Avrupa’nın makalenin başında belirtildiği gibi gelişmiş bir konuma gelmesi, sancılı bir süreç olmuştur. Bu dönüşüm sürecini başlatan kişi Martin Luther olmuştur. Cermen kökenli teolog ve filozof olan Martin Luther, sefalet içinde olan ve kilisenin dayattığı ağır vergiler nedeniyle adeta sürünen Almanya’da yaşamıştır. Ancak Hristiyanlığın başkenti olarak sayılan Roma’ya gerçekleştirdiği bir gezi sırasında Luther, Papa ve çevresindekilerin ne kadar huzur, zevk ve refah içinde yaşadığını görünce gerçekleri anlamıştır. Kilise, halkı çeşitli hurafelerle kandırmakta ve bu şekilde ekonomik kaynaklarını sağlamaktadır. Önceden kiliseyi protesto edenler afaroz edilerek yakılırken artık bu protestocular, halkın da durumun farkına varmasıyla güç kazanmıştır. Luther’in harekete geçmesine neden olan son olay ise, bir rahibin Almanya’da Endüljans belgeleri satmaya çalışmasıyla olmuştur. 

Reform Hareketleri Nedenleri

Reform sırasında halkın almış olduğu tutum, yaptığı protestolar ve düşünüş tarzı sayesinde Reform başarıya ulaşmıştır. Reform sırasındaki toplum hareketlerine toplumun Katolik Kilisesi’ne isyan edip aldığı kararları görmezden gelmesi, Katolik Kilisesi’nin içeriğinde düzenlemeler yapılıp din adamlarının tekrardan gözden geçirilmesi, Katolik Kilisesi’nin artık eğitime müdahale etmesine izin verilmeyip eğitim hür ve bireyi araştırmaya, düşünmeye ve sorgulamaya teşvik etmesi Reform’un başarılı olmasını sağlayan en önemli toplum açısından alınan karar ve hareketlerdir.

Reform’un ilk olarak Almanya’da ortaya çıkmasının en önemlileri sebepleri arasında Alman halkının İtalya halkına nazaran daha fakir olup daha kötü koşullar altında hayatlarını sürdürme çabası sonucunda kiliseye duyulan kin, nefret duyguları ve o zamanlarda kilisenin desteklemiş olduğu Katolik Avusturyalı kralların Alman Prenslerini ve Krallarına baskı yapmasıdır. Bu iki ana neden dışında daha bir çok neden sayılabilir. Bunların arasında Katolik Kilisesi’nin aldığı kararların yanlış ve bozulmuş olması, toplumda gitgide ıslahat fikrinin ortaya çıkması ve popüler hâle gelmesi, Hümanizm ile Hristiyanlık’ın derinlerine inilip temel fikirlerin kavranması, Matbaa ve Matbaacılığın yayılması sayesinde okur yazar oranını ile birlikte gelen sorgulayıcı nüfusun artması, para karşı kilisenin cennetten tapu satması ve para karşılığında günahları affetmesi genel olarak Reform’un Avrupa çıkış nedeni olarak gösterilebilir.

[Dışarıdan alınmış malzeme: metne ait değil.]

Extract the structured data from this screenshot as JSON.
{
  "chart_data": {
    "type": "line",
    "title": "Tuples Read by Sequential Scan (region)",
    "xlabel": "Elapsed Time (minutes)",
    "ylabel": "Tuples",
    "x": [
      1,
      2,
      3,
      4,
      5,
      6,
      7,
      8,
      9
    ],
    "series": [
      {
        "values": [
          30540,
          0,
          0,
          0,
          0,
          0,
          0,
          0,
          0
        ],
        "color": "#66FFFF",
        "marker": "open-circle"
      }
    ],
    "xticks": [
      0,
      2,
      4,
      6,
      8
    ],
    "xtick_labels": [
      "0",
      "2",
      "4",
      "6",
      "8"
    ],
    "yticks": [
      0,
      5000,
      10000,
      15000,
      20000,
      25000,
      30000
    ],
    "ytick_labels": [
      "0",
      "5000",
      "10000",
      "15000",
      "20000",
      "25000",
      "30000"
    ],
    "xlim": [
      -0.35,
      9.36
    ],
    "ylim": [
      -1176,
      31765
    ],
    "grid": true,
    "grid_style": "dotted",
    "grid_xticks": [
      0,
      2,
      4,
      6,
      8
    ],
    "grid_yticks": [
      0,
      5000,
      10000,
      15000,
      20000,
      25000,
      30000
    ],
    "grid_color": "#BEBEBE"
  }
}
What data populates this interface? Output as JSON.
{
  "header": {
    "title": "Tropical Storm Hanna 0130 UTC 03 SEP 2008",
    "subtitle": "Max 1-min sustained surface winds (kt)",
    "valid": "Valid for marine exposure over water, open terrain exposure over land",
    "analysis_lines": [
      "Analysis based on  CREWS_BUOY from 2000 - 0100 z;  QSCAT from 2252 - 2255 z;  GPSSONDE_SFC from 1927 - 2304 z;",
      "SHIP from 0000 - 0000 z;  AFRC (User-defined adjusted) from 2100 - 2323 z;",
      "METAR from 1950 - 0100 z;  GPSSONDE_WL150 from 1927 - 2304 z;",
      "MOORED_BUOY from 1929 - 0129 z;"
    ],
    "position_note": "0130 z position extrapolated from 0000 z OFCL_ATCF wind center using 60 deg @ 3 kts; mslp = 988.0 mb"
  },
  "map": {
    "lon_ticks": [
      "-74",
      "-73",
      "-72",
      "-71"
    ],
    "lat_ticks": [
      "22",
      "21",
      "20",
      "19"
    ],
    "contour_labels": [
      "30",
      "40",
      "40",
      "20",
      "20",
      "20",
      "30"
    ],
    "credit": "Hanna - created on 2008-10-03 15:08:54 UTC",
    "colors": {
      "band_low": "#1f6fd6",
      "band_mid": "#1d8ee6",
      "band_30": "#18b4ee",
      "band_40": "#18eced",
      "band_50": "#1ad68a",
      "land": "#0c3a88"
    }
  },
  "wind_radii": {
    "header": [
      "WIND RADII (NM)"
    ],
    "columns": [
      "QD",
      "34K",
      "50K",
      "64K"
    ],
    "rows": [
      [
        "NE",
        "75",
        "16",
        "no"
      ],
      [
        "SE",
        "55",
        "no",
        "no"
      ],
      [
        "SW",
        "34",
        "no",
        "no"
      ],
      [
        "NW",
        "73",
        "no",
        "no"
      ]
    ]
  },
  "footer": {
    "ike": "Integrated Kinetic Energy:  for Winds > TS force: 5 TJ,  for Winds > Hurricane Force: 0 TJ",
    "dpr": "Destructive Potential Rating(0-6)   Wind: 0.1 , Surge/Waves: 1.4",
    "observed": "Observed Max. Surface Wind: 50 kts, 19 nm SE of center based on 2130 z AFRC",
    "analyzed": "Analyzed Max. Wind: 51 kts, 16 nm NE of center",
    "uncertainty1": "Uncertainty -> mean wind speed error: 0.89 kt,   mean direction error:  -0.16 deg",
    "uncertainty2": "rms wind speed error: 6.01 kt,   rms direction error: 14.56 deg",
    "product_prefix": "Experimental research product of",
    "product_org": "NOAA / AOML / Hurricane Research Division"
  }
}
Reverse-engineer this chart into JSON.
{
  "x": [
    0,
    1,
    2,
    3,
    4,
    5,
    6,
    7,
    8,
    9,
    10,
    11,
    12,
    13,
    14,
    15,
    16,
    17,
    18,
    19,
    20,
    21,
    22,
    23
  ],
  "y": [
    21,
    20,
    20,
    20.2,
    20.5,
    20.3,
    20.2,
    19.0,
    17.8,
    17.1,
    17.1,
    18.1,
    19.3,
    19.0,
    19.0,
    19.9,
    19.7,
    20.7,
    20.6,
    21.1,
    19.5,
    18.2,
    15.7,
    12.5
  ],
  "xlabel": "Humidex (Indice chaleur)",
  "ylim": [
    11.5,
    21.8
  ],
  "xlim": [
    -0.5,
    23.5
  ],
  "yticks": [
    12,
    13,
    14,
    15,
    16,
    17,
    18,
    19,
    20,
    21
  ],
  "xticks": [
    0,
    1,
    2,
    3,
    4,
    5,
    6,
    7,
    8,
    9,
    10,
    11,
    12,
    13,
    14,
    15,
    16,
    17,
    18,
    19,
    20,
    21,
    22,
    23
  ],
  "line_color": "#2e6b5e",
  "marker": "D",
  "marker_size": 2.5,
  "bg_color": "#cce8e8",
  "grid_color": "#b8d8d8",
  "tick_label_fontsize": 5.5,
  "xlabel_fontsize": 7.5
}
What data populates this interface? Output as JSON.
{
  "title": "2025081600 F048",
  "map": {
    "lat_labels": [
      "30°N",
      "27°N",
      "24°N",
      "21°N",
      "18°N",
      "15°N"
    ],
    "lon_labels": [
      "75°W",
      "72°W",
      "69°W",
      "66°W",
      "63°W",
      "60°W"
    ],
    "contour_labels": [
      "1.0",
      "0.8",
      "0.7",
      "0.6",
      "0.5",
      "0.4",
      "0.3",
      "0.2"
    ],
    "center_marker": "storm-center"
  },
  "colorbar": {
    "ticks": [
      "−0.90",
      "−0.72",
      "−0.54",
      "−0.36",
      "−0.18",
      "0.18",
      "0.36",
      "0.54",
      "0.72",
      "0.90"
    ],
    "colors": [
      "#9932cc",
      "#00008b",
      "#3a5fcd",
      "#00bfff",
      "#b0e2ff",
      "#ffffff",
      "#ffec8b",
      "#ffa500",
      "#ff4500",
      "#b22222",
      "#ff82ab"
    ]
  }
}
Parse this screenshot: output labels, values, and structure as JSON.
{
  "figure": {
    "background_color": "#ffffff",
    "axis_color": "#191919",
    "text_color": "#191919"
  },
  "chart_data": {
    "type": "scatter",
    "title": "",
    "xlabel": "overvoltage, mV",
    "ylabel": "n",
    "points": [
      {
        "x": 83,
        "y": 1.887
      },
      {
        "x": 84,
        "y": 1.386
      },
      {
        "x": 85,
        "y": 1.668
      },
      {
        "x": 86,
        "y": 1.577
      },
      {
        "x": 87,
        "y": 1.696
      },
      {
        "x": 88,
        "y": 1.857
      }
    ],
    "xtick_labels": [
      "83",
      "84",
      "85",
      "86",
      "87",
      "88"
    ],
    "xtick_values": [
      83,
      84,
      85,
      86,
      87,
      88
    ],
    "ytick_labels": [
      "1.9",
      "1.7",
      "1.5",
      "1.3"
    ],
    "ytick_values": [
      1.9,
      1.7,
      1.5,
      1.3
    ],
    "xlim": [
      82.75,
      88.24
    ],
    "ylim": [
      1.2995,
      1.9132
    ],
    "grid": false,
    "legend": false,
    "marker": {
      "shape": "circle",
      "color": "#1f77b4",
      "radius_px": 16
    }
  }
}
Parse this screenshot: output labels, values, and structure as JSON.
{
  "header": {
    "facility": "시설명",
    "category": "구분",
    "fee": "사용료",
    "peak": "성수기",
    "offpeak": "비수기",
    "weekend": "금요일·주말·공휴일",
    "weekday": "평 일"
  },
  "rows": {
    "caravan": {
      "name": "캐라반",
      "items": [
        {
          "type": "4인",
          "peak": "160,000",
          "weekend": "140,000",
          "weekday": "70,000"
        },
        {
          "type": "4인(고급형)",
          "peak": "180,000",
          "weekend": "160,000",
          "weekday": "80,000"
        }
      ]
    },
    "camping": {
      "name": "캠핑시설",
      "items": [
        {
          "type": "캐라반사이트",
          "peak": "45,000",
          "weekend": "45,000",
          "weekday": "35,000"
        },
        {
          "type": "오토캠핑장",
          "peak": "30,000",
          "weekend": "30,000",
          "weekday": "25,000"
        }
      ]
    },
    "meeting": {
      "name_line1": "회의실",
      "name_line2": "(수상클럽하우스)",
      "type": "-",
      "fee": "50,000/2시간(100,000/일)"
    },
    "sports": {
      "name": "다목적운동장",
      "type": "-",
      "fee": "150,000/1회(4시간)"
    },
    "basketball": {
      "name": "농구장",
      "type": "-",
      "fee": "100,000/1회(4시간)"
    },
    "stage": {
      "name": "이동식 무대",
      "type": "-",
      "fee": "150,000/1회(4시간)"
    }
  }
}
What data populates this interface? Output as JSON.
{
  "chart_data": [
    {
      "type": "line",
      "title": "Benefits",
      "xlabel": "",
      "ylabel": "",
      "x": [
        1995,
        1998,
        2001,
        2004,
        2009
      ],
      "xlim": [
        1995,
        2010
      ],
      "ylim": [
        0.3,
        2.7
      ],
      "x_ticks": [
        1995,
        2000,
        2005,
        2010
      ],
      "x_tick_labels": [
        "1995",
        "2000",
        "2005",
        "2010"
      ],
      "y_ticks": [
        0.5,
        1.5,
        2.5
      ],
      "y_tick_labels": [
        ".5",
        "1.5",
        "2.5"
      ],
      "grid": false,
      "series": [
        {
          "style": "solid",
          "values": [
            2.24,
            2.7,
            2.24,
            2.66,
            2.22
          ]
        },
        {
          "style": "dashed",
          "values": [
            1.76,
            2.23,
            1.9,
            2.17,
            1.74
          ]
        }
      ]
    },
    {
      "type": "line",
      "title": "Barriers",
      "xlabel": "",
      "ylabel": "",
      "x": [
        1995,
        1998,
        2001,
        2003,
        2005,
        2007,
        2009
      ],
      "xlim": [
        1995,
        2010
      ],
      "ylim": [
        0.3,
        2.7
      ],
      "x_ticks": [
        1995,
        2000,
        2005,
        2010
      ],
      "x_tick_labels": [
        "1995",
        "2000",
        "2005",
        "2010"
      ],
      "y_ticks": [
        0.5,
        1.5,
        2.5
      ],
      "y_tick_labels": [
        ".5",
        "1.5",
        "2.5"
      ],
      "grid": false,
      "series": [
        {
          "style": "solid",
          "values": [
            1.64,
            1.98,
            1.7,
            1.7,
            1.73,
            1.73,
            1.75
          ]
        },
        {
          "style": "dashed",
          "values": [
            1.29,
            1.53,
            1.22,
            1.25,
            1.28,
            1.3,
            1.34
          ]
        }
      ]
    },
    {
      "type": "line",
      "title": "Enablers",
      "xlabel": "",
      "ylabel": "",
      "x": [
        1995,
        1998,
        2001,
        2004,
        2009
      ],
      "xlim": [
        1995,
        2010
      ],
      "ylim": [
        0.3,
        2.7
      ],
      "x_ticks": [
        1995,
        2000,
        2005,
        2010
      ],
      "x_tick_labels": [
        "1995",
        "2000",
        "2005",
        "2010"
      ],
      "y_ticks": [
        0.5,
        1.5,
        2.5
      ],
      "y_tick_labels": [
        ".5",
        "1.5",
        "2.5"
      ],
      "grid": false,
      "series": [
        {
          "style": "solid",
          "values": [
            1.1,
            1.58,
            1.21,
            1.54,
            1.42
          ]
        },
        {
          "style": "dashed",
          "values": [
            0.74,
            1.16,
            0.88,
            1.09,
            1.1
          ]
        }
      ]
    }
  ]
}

Almanya’nın Reform hareketlerinin başını çekmesinin en önemli nedenleri arasında Almanya’da o zamanlarda bir siyasi birliğin olmaması, prenslerin de kendilerini gölgede bırakan Katolik Kilisesi karşı hareketlere destek vermesi, matbaa ve kağıtların kullanılması, Katolik Kilisesi’nin asıl vizyon ve misyonunun dışına çıkarak halkı hem manevi hem de maddi açıdan sömürmesi gösterilebilir.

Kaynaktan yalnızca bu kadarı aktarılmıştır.